Winter 2014

Bullying

Bullying

In 2007, Montana Lance attended elementary school in Lewisville ISD. Montana received special education services under the Individuals with Disabilities Education Act (IDEA) for emotional disturbance, learning disability, and a speech impairment. From 2007 to 2010, students bullied Montana and taunted him because of his speech impediment and harassed him by calling him gay. The court noted that the record showed the district took few, if any, steps to address these issues or alert his parents to them. After a confrontation in class, Montana was sent to the nurse’s office to be placed in ISS. In ISS, Montana requested to go to the nurse’s restroom, where he hanged himself.
 
Montana’s parents filed suit. Relying on Doe v. Covington County School District, which had not yet been overruled en banc, the court ruled similar elements had been met: Montana was very young, suffered a disability, the school took little or no action to protect him, and the district took him into its custody and placed him in an isolated setting. The court stated that the district additionally exhibited deliberate indifference by its lack of action with respect to Montana’s suicide threats and emotional disabilities.
 
On September 11, 2012, the federal district court dismissed the plaintiff’s claims against Lewisville ISD in light of the holding in Doe ex rel. Magee v. Covington County School District, 675 F.3d 849 (5th Cir. 2012) (en banc).
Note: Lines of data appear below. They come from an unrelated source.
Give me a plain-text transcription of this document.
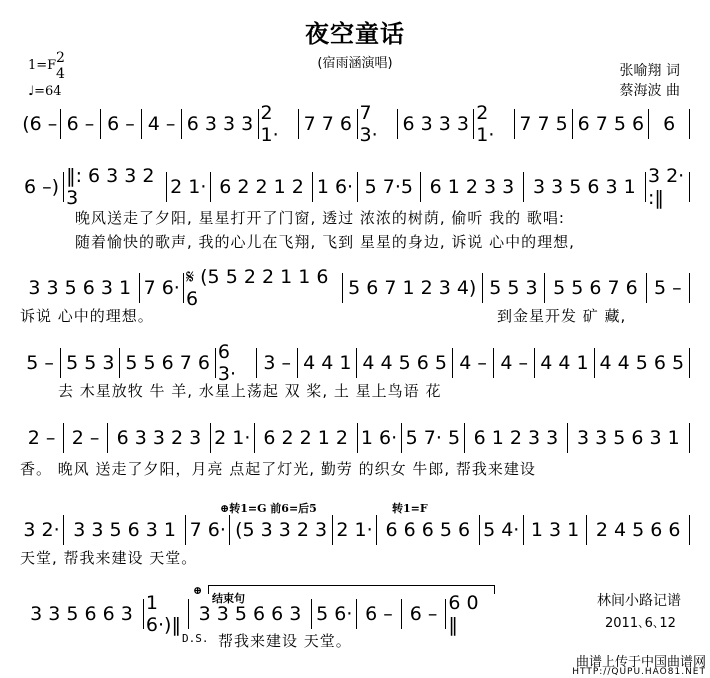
夜空童话
(宿雨涵演唱)	张喻翔 词
蔡海波 曲
1=F 2
4
♩=64
(6 – 6 – 6 – 4 – 6 3 3 3 2 1·	7 7 6 7 3·	6 3 3 3 2 1·	7 7 5 6 7 5 6	6
6 –) ‖: 6 3 3 2 3	2 1· 6 2 2 1 2 1 6· 5 7·5 6 1 2 3 3 3 3 5 6 3 1 3 2· :‖
3 3 5 6 3 1 7 6· 𝄋 (5 5 2 2 1 1 6 6	5 6 7 1 2 3 4) 5 5 3 5 5 6 7 6 5 –
5 – 5 5 3 5 5 6 7 6 6 3·	3 – 4 4 1 4 4 5 6 5 4 – 4 – 4 4 1 4 4 5 6 5
2 – 2 – 6 3 3 2 3 2 1· 6 2 2 1 2 1 6· 5 7· 5 6 1 2 3 3 3 3 5 6 3 1
3 2· 3 3 5 6 3 1 7 6· (5 3 3 2 3 2 1· 6 6 6 5 6 5 4· 1 3 1 2 4 5 6 6
3 3 5 6 6 3 1 6·)‖ 3 3 5 6 6 3 5 6· 6 – 6 – 6 0 ‖
晚风送走了夕阳, 星星打开了门窗, 透过 浓浓的树荫, 偷听 我的 歌唱:
随着愉快的歌声, 我的心儿在飞翔, 飞到 星星的身边, 诉说 心中的理想,
诉说 心中的理想。	到金星开发 矿 藏,
去 木星放牧 牛 羊, 水星上荡起 双 桨, 土 星上鸟语 花
香。 晚风 送走了夕阳，月亮 点起了灯光, 勤劳 的织女 牛郎, 帮我来建设
天堂, 帮我来建设 天堂。
帮我来建设 天堂。
⊕转1=G 前6=后5	转1=F
⊕
结束句
D.S.
林间小路记谱
2011､6､12
曲谱上传于中国曲谱网
HTTP://QUPU.HAO81.NET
The parents appealed the dismissal of their claims to the Fifth Circuit Court of Appeals. On July 26, 2013, LAF filed an amicus brief in support of the school district.
 
On February 28, 2014, a panel of the Fifth Circuit issued an opinion in favor of Lewisville ISD, concluding that the evidence in the case established that the district satisfied its Section 504 obligation to provide a free and appropriate public education by implementing a valid IEP under IDEA and that the record evidenced a pattern of active responses by the district to incidents involving Montana such that no discriminatory intent could be imputed to the school district. The court also held that no special relationship existed between Montana and the district and declined to recognize a state-created danger theory of liability.
 
Lance v. Lewsiville Indep. Sch. Dist., No. 12-41139 (Fifth Circuit Court of Appeals). LAF’s Attorney: Lisa A. Brown, Thompson & Horton, LLP, Houston.